You may be familiar with the surprising result one gets when calculating the equivalent of an infinite array of resistors. What if we change this circuit and replace the resistors with capacitors and inductors?

Following the notation given in the link I've provided above, let's replace $R_1$ with $C$ and $R_2$ with $L$ so that

$$R_1 \rightarrow Z_1=\frac{-j}{\omega C}$$ $$R_2 \rightarrow Z_2=j\omega L$$

where $j$ is the imaginary unit. Again using the result written in that link, we get the following equation:

$$Z_{eq}^2-\frac{j}{\omega C}Z_{eq}-\frac{L}{C}=0$$

Solving this quadratic equation we get that:

$$Z_{eq}=\frac{\frac{j}{\omega C}\pm\sqrt{\frac{-1}{\omega^2C^2}+4\frac{L}{C}}}{2}=\pm\sqrt{\frac{L}{C}-\frac{1}{(2\omega C)^2}}+j\frac{1}{2\omega C}$$

So an array of ideal capacitors and inductors lead to a complex (not imaginary) equivalent impedance if $L>\frac{1}{4C\omega^2}$. This means that, if the circuit was fed with a source, actual power would be dissipated, even though each of the individual impedances are purely reactive. How does this make sense?

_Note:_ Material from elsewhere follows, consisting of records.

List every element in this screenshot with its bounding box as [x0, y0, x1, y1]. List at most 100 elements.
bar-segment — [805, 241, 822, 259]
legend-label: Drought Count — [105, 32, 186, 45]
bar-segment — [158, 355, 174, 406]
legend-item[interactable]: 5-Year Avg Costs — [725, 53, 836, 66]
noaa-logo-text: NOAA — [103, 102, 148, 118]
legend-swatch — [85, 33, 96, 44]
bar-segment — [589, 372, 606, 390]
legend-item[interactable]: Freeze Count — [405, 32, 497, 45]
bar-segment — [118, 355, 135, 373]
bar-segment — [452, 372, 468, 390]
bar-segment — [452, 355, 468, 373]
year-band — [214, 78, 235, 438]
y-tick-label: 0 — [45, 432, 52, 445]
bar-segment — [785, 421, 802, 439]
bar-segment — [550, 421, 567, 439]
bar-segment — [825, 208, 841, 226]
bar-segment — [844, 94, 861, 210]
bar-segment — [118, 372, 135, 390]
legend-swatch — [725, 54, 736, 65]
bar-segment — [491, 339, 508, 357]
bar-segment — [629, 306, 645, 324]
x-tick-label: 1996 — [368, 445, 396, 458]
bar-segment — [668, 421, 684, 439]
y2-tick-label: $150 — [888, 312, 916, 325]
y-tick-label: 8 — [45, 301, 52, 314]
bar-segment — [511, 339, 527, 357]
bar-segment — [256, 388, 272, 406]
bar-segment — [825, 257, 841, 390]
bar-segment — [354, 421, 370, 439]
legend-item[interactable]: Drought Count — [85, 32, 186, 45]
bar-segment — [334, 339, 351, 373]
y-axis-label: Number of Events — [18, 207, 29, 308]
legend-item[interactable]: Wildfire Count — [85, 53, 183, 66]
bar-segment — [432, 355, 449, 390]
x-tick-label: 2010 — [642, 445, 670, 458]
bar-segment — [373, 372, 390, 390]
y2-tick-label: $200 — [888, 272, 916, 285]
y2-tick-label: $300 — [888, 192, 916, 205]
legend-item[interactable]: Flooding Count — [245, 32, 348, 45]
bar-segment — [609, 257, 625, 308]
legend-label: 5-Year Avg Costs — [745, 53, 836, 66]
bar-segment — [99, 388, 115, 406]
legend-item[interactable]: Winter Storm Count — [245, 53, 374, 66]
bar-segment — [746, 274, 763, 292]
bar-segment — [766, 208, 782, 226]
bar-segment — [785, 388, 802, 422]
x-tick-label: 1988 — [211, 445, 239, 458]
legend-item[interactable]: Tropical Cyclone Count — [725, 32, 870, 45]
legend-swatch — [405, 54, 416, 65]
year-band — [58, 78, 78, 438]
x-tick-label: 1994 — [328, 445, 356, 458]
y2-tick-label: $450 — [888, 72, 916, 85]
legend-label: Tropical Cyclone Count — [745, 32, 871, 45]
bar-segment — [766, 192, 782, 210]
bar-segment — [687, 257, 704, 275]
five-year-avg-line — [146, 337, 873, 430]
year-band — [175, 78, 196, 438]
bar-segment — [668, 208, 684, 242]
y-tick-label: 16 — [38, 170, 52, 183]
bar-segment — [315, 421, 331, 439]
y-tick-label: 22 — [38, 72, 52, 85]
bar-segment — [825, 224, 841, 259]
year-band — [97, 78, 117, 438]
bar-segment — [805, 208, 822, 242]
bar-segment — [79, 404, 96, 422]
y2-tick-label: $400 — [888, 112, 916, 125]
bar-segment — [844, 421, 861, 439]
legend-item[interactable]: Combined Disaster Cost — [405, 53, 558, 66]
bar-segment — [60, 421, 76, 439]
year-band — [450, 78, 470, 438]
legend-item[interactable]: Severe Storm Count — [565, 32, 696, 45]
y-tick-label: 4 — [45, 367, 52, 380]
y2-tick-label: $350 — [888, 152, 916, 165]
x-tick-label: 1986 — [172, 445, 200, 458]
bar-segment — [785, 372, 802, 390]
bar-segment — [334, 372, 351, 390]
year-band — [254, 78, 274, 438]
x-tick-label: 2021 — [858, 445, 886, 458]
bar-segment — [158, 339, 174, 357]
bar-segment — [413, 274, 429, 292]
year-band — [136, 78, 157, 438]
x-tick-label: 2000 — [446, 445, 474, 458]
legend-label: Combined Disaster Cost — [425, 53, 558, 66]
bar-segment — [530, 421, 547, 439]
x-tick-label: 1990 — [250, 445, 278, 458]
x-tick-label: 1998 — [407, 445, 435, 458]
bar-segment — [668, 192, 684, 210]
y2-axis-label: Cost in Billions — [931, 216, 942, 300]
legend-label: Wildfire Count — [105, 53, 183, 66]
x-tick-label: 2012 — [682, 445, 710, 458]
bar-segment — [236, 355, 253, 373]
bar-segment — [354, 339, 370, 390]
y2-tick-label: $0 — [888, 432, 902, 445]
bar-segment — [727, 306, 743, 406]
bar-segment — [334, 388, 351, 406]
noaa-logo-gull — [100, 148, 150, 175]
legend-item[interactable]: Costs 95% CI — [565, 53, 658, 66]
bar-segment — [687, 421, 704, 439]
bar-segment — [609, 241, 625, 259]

• an infinite series of $LC$ is equivalent to a transmission line of constant wave impedance, hence its impedance is real and it is perfectly normal if you consider a pulse launched at one end that never gets reflected. Commented Feb 14, 2017 at 1:49
• Think carefully about the definition of impedance in order to resolve this paradox. If you can't, I'll write an answer. Commented Feb 14, 2017 at 2:44
• @DanielSank I have absolutely no idea of how to solve this. Commented Feb 14, 2017 at 2:55

This is much easier to understand when you switch your capacitors (to be $R_2$ in your diagram) and inductors (to be $R_1$). When you do that, you end up with an expression for the impedance that will tend to $Z=\sqrt{\frac{L}{C}}$ when you make $L$ and $C$ infinitesimal while preserving their ratio (which is what happens when you consider a transmission line as being made up of many small inductors and capacitors).